In 1991, limited bandwidth did not allow one to dream of offering an online multimedia experience. But that changed quickly and by then Berners-Lee’s proposal made it possible to offer a much more attractive user experience than Gopher’s —Thanks, for example, to its support for Javascript and Java applets.
In McCahill’s words,
“What was going through the head of many people was not” I want to go to the library “but, on the contrary,” look what a great platform for advertising and business! “, And we did not understand it until the ball it had been at stake for some time. “
“Although one of the reasons it doesn’t bother me that the WWW ended up beating Gopher is that I don’t have things like Facebook and their surveillance platform loading directly onto my conscience.”
Is Gopher a thing of the past?
In any case, Gopher is not completely dead: there are still some servers that use it, most of them in the ‘geek’ and / or university field, and specialized software, compatible with it. In addition, there are two great options to make use of it from our usual web browsers:
Make use of a ‘HTTP-Gopher gateway‘which, as a proxy, translates the gopher traffic to HTML / HTTP. GopherProxy and Floodgap.com are two good options.
Use browser extensions (Chrome, Firefox and compatible) and / or the Android app from the Overbite project, also linked to Floodgap.
There is also a project underway to spread the use of a new protocol, the Gemini, which is intended to be a gopher update.
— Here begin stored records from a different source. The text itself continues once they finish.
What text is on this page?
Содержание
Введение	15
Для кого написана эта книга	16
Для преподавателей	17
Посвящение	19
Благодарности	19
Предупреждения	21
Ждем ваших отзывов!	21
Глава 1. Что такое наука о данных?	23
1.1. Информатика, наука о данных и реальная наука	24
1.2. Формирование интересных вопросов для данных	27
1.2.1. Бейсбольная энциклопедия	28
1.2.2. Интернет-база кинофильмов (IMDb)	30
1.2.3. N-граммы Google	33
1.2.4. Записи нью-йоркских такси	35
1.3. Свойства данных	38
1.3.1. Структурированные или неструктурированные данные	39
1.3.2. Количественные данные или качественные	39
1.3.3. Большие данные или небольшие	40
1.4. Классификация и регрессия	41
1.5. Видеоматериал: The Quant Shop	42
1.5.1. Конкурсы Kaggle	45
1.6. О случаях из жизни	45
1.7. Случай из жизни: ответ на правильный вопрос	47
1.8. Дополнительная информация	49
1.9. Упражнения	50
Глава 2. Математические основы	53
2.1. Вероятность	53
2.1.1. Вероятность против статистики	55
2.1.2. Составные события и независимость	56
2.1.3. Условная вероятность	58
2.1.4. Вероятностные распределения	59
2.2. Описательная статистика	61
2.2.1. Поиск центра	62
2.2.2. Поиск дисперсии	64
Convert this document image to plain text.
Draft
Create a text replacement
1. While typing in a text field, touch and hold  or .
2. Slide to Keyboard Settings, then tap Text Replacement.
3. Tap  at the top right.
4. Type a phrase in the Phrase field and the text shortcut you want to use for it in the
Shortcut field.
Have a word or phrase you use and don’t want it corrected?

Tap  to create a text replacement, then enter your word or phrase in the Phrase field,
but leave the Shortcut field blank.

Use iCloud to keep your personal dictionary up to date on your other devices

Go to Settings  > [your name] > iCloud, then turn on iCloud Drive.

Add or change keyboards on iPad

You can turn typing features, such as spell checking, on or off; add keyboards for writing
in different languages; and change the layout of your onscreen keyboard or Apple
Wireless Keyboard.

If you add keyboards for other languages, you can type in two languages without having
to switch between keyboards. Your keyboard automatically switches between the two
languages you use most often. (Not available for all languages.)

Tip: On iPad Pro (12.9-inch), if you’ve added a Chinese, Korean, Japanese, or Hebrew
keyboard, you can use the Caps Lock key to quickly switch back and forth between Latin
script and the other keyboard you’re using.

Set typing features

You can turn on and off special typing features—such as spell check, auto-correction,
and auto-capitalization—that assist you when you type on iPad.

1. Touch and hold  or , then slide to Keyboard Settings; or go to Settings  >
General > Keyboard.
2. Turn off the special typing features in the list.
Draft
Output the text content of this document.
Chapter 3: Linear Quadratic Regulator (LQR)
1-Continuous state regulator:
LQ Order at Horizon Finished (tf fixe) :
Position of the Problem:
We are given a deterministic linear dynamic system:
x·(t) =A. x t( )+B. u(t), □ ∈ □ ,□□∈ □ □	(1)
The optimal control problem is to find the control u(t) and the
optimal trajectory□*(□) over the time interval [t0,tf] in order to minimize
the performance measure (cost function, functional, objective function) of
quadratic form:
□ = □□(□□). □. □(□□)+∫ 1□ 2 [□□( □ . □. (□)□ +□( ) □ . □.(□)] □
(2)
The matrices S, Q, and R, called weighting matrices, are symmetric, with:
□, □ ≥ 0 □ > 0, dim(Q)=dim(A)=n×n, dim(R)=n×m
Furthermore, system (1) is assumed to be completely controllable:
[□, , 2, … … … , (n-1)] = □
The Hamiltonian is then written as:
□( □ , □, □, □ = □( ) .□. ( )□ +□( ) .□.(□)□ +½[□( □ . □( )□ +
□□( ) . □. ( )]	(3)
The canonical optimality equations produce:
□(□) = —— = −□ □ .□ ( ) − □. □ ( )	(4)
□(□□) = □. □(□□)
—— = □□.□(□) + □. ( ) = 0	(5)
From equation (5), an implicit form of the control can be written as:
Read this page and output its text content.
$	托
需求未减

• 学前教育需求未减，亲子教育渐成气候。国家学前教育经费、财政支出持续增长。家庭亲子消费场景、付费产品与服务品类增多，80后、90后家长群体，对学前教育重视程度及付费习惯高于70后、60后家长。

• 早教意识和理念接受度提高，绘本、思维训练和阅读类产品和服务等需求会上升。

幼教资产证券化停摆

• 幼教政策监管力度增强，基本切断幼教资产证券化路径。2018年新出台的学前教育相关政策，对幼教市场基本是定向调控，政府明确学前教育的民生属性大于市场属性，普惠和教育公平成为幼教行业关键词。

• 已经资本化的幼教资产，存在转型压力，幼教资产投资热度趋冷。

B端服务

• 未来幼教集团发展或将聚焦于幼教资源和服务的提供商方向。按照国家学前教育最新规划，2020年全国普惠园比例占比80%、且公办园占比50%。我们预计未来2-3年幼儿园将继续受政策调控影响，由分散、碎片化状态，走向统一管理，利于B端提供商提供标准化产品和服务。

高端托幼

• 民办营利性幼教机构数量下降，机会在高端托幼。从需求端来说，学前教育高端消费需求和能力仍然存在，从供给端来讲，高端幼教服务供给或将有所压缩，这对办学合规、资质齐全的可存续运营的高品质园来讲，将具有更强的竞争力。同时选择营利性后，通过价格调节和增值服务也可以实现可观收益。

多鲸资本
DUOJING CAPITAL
There is even software that allows you to create dual Gopher / Gemini servers, such as GeGoBi.
There is a small, but growing, community of Internet users who continue to dream of a lighter and safer Internet, less focused on advertising and less dependent on APIs. Some of them resort to somewhat eccentric measures, such as creating PDF-based websites … but, for others, Gopher (either directly, or through its successor, still has a lot of future ahead of it).
In the words of Cameron Kaiser, one of the biggest Gopher advocates in decades (and maintainer of the aforementioned Floodgap):
“Maybe it’s time you took a trip back underground to take a look at that simpler, cleaner world that was once the Internet.”